In 2019 Joy Harjo became the first Native American to be named poet laureate of the United States, and only the second poet to be appointed to three one-year terms. A poet, a memoirist, and a children’s book author, Harjo has won a lengthy list of awards, including for her music. A member of the Mvskoke Nation, Harjo lives in her native Tulsa, Okla. She will read on Wednesday, Feb. 21 at 7 p.m. at Boston College’s Gasson Hall.
BOOKS: What are you reading?
HARJO: I recently read Safiya Sinclair’s wonderful memoir, “How to Say Babylon.” It’s a coming-of-age memoir about becoming a poet in a Rastafarian family. I just started Debra Magpie Earling’s novel “The Lost Journals of Sacajewea.” She’s so inventive. She’s doing what I always wanted someone to do. She’s taking the perception of a Native language and expressing that in English.
BOOKS: Are you reading poetry too?
HARJO: I did an event this past fall with a young poet, CooXooEii Black, who is a member of the Northern Arapaho nation. His poetry excited me so much I bought several copies of his chapbook “The Morning You Saw a Train of Stars Streaking Across the Sky” to give away to friends. I’ve also been reading Shangyang Fang’s debut collection, “Burying the Mountain.” There’s a music and lyricism to his poetry and he has something to say.
BOOKS: Do you make a point of reading young poets?
HARJO: I have for a long time. I started my first teaching gig working with students at the Institute of American Indian Arts, where I went to high school. So many young poets have come out of A.I.A, such as Sherwin Bitsui and Layli Long Soldier. I love watching what they are doing. Natalie Diaz is another to watch.
BOOKS: Do you read one book at a time or multiple ones?

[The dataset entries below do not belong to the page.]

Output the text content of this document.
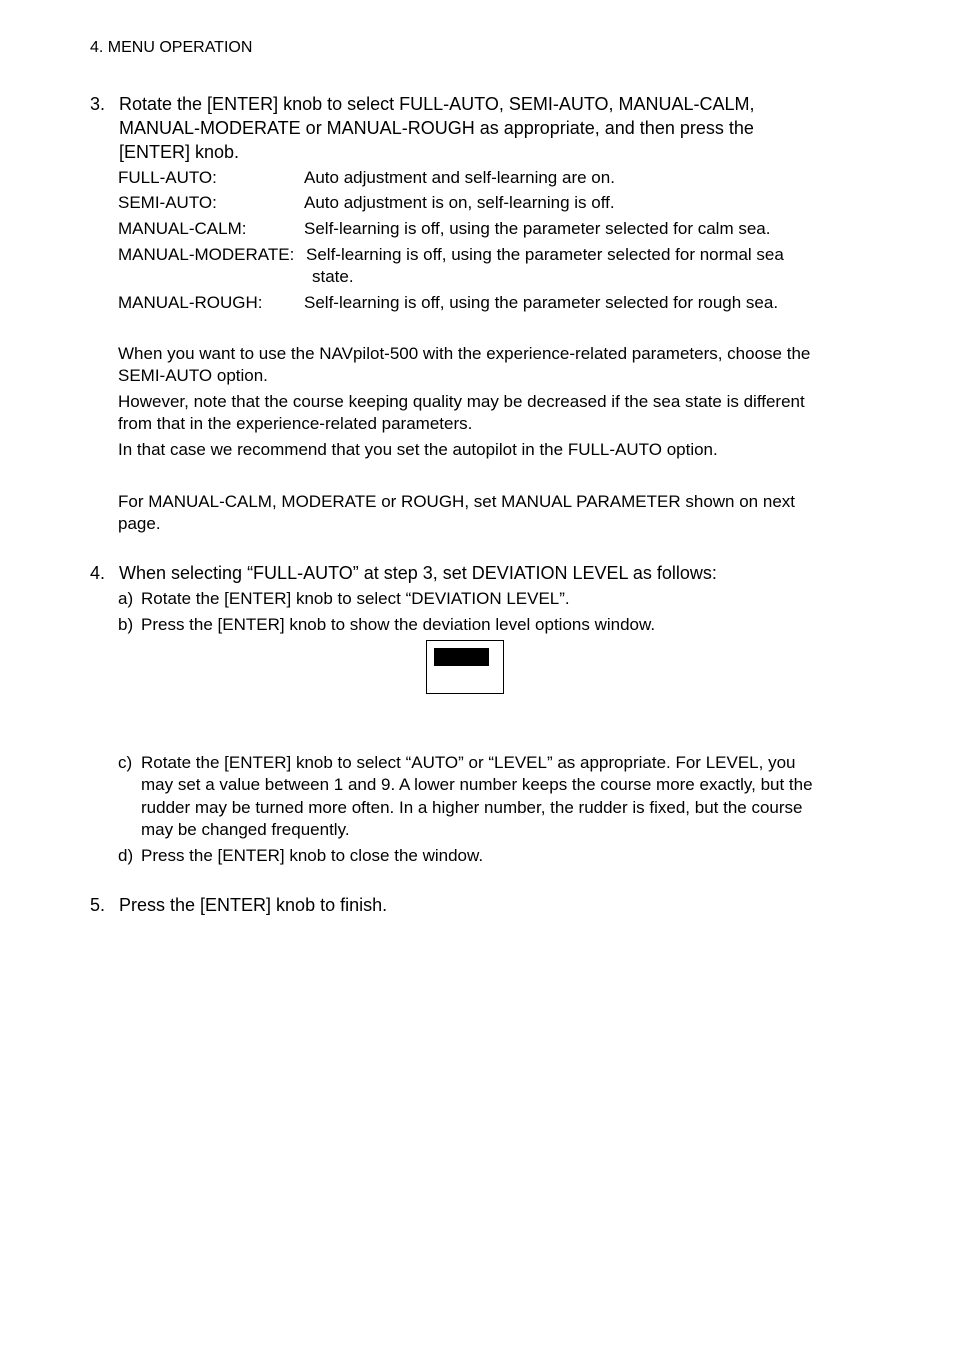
4. MENU OPERATION
3. Rotate the [ENTER] knob to select FULL-AUTO, SEMI-AUTO, MANUAL-CALM,
MANUAL-MODERATE or MANUAL-ROUGH as appropriate, and then press the
[ENTER] knob.
FULL-AUTO:	Auto adjustment and self-learning are on.
SEMI-AUTO:	Auto adjustment is on, self-learning is off.
MANUAL-CALM:	Self-learning is off, using the parameter selected for calm sea.
MANUAL-MODERATE: Self-learning is off, using the parameter selected for normal sea
state.
MANUAL-ROUGH: Self-learning is off, using the parameter selected for rough sea.
When you want to use the NAVpilot-500 with the experience-related parameters, choose the
SEMI-AUTO option.
However, note that the course keeping quality may be decreased if the sea state is different
from that in the experience-related parameters.
In that case we recommend that you set the autopilot in the FULL-AUTO option.
For MANUAL-CALM, MODERATE or ROUGH, set MANUAL PARAMETER shown on next
page.
4. When selecting “FULL-AUTO” at step 3, set DEVIATION LEVEL as follows:
a) Rotate the [ENTER] knob to select “DEVIATION LEVEL”.
b) Press the [ENTER] knob to show the deviation level options window.
c) Rotate the [ENTER] knob to select “AUTO” or “LEVEL” as appropriate. For LEVEL, you
may set a value between 1 and 9. A lower number keeps the course more exactly, but the
rudder may be turned more often. In a higher number, the rudder is fixed, but the course
may be changed frequently.
d) Press the [ENTER] knob to close the window.
5. Press the [ENTER] knob to finish.
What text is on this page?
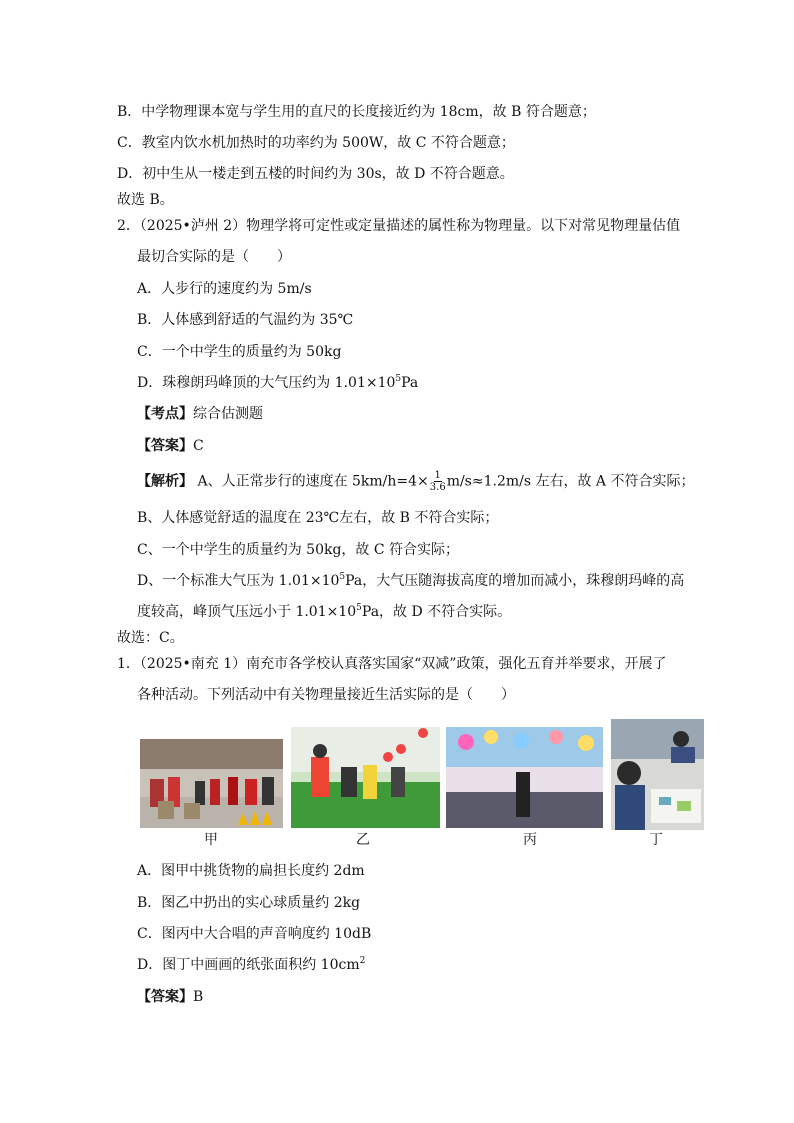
B．中学物理课本宽与学生用的直尺的长度接近约为 18cm，故 B 符合题意；
C．教室内饮水机加热时的功率约为 500W，故 C 不符合题意；
D．初中生从一楼走到五楼的时间约为 30s，故 D 不符合题意。
故选 B。
2．（2025•泸州 2）物理学将可定性或定量描述的属性称为物理量。以下对常见物理量估值
最切合实际的是（　　）
A．人步行的速度约为 5m/s
B．人体感到舒适的气温约为 35℃
C．一个中学生的质量约为 50kg
D．珠穆朗玛峰顶的大气压约为 $1.01\times 10^5Pa$
【考点】综合估测题
【答案】C
【解析】 A、人正常步行的速度在 $5km/h=4\times \frac{1}{3.6} m/s\approx 1.2m/s$ 左右，故 A 不符合实际；
B、人体感觉舒适的温度在 23℃左右，故 B 不符合实际；
C、一个中学生的质量约为 50kg，故 C 符合实际；
D、一个标准大气压为 $1.01\times 10^5Pa$，大气压随海拔高度的增加而减小，珠穆朗玛峰的高
度较高，峰顶气压远小于 $1.01\times 10^5Pa$，故 D 不符合实际。
故选：C。
1．（2025•南充 1）南充市各学校认真落实国家“双减”政策，强化五育并举要求，开展了
各种活动。下列活动中有关物理量接近生活实际的是（　　）
甲	乙	丙	丁
A．图甲中挑货物的扁担长度约 2dm
B．图乙中扔出的实心球质量约 2kg
C．图丙中大合唱的声音响度约 10dB
D．图丁中画画的纸张面积约 $10cm^2$
【答案】B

HARJO: A number of things at once. I’m also reading Louis Armstrong’s autobiography “Satchmo: My Life in New Orleans” because I’m working on a musical that has to do with the origin story of the Mvskoke people and the origins of blues and jazz. I have the new translation of Juan Rulfo’s novel “Pedro Páramo.” I have an alligator thing so I picked up Rebecca Renner’s “Gator Country: Deception, Danger, and Alligators in the Everglades.”
BOOKS: What else is on your stack?
HARJO: Angie Debo’s “The Road to Disappearance.” She’s a historian of Southeastern Native Americans. I’m always trying to learn what I can about my history. That’s what I do late at night. I work out, play my saxophone, and dig around in history.
BOOKS: When did you first read a Native American author?
HARJO: Not until I went to the University of New Mexico. That was N. Scott Momaday, who won the Pulitzer Prize for fiction in 1969 for “House Made of Dawn.” When I went to the Iowa Writers’ Workshop, I remember walking around town for the first time and going to the university bookstore. I looked in the fiction section for Momaday’s book and couldn’t find it. It was in the anthropology section. That’s how a lot of our literature was characterized. It still happens.
BOOKS: How does your reading relate to your writing?
HARJO: I think reading and writing are so interconnected. When I taught undergraduates, I had them read a book of poetry a week. They moaned and groaned. I taught a class at U.C.L.A. I called Decolonizing the American Mind and for the midterm I had my students memorize a hundred lines of a poem. We had a few days of them just reciting. It was very powerful. I told them, “Now you can carry that poem with you.” But man, I got pushback on that.
BOOKS: Did you memorize one?
HARJO: I did, one of my favorite poems, Adrienne Rich’s “Diving into the Wreck.”
BOOKS: Can you still recite it?
HARJO: No. I’m pulling it up. Here it is. “We are, I am, you are/ by cowardice or courage/ the one who find our way/ back to this scene/ carrying a knife, a camera/ a book of myths/ in which/ our names do not appear.” Oh man, that is one of the best poems ever.